Para a índia Carol, poetisa que me ensinou a comer vento.
Conto o que vejo, e vi a pouco nessas esquinas do centro de uma borda qualquer a epopéia de uma luz em trapos cortando ruas sérias, engravatadas com seus ares mortos. E ele ia arrogante, cigarro entre os dedos, sem olhar os patifes que se desviavam de seu cheiro nauseabundo. Exigia dos mortos moedas para o café, pequena oferta em agradecimento à vida, brinde ao maior e mais orgulhoso dentre os homens. Diziam mendigo, mas sei que é disfarce, pois é impossível olhar pra tamanha grandeza sem se cegar.
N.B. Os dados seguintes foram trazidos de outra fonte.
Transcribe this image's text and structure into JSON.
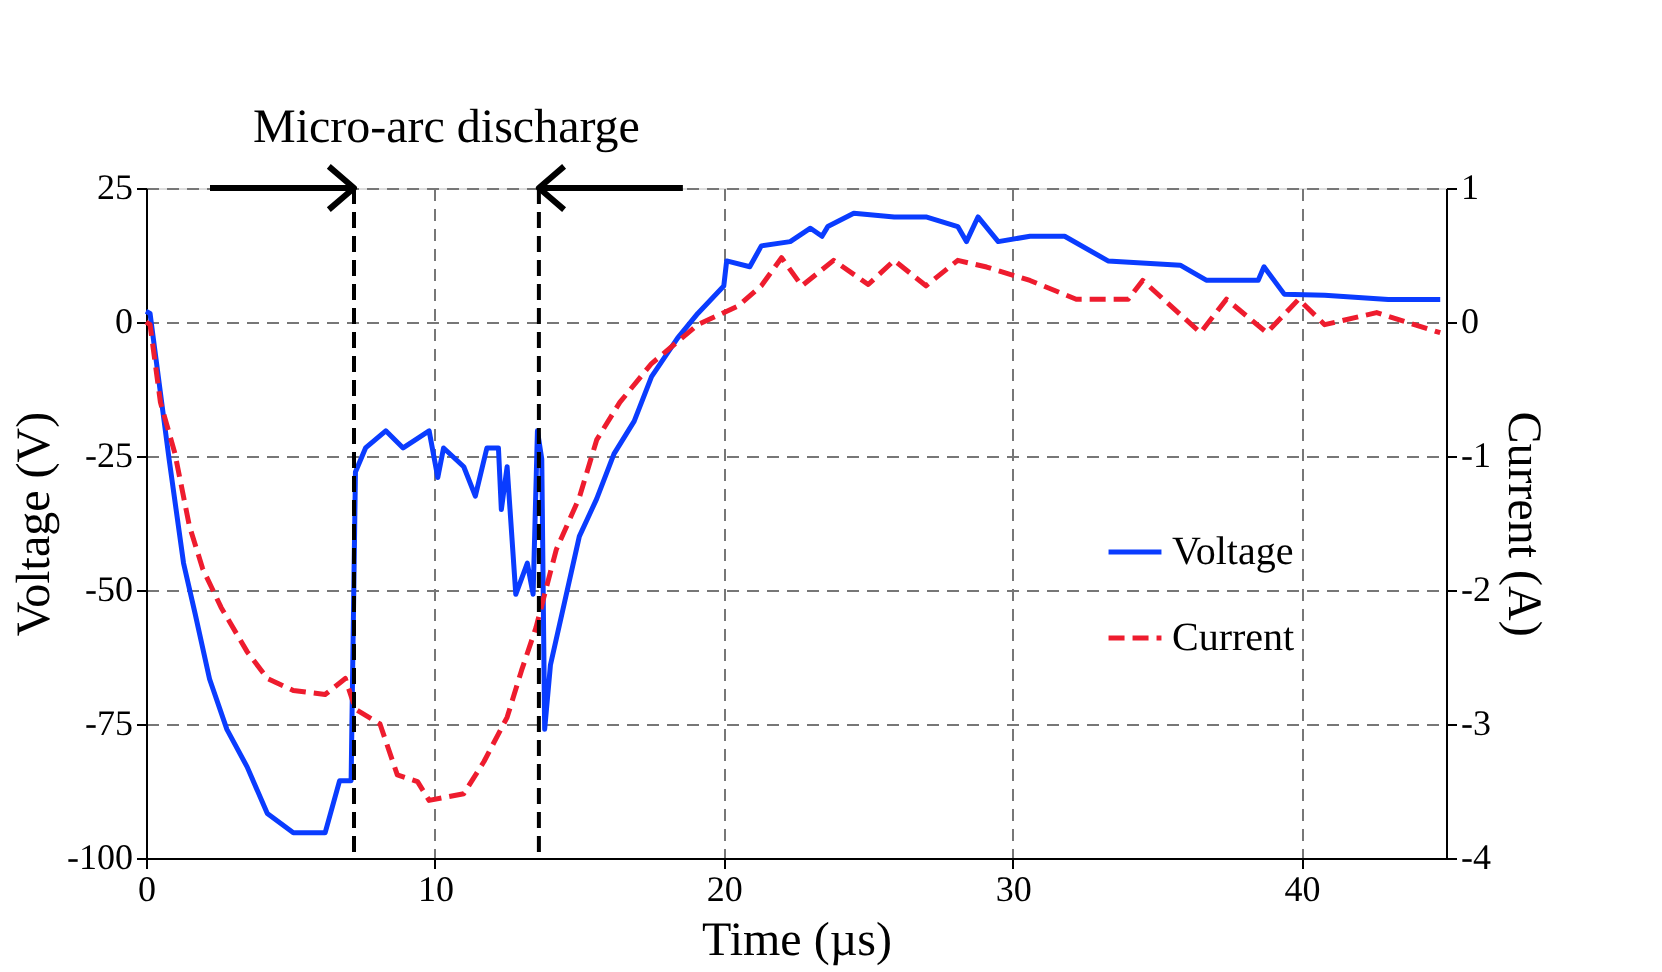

Aprendera, junto ao mar, a se trans-formar. Era pombo das estátuas de heróis de guerras
sem importância nos dias cinzas de agosto desses trópicos disfarçados, quase hipotérmicos. Era silêncio das horas que se aquietavam carros e gente. Em noite de céu ilusório era também escuridão doce. Uma vez virou golfinho, desses que se perdem em baías sujas. Quase morreu afogado. Esqueceu que estava fora d’água. Sempre esteve fora desse mundo demasiado humano, sem condolência para os idiotas que se deixam ser burocracia ordeira, aerodinâmica de monomotores cansados. Jurara para si que não permitiria nunca mais um fim de dia sem crepúsculo. Nunca mais.
Já fora dos rios com suas margens, sentidos e murmúrios. Agora era mar por inteiro em noites de tempestades violentas, barco a deriva, poeta preso em mastro. Compunha serenatas na escuridão com o peso do vento uivante, com a voz dos trovões que recobrem os mundos. Sua voz, poeira de estrela caída em noite esmaecida, não incomodava os ratos, companheiros de farras noturnas. Rabiscava os muros com os dedos e exigia atenção dos pássaros quando não gastava as horas dando encontrões nos ponteirinhos que se revestem de importância.
E ria, como ria. Ao meio de jornais velhos compunha barquinhos, ninava os filhotes de Pandora enquanto, tadinha, dormia descansando as tetinhas tão gastas. Também gostava de descansar nos dias quentes aos pés do grande Imperador. Enquanto o mundo ruía, sob um sol absurdo, era embalado em sonhos de criança, reinado de imanência dos tempos vindouros onde se expulsava, com um simples gesto, soberanos vis: "Saia da frente do meu Sol!". Seu sol se impunha em peito aberto a acompanhar a ginga indecente, tambores ressoando para sempre em seu corpo frágil. O choro reservava para os dias de chuva, somente.
Lavava as feridas para ver se pariam flores. Esperava girassóis, mas não pesaria caso viessem cravos. Entregava-se aos dados, e sem deuses a vigiar cruzava os céus a bordo dos raios da estrela-luz.
Conto o que vejo, e vi a pouco em meio a covardes, o homem de amanhã. Seu amuleto, a pureza de que é feita a valentia dos grandes. Seu espírito, a loucura desses tempos fechados - opção lúcida daqueles que se sabem livres.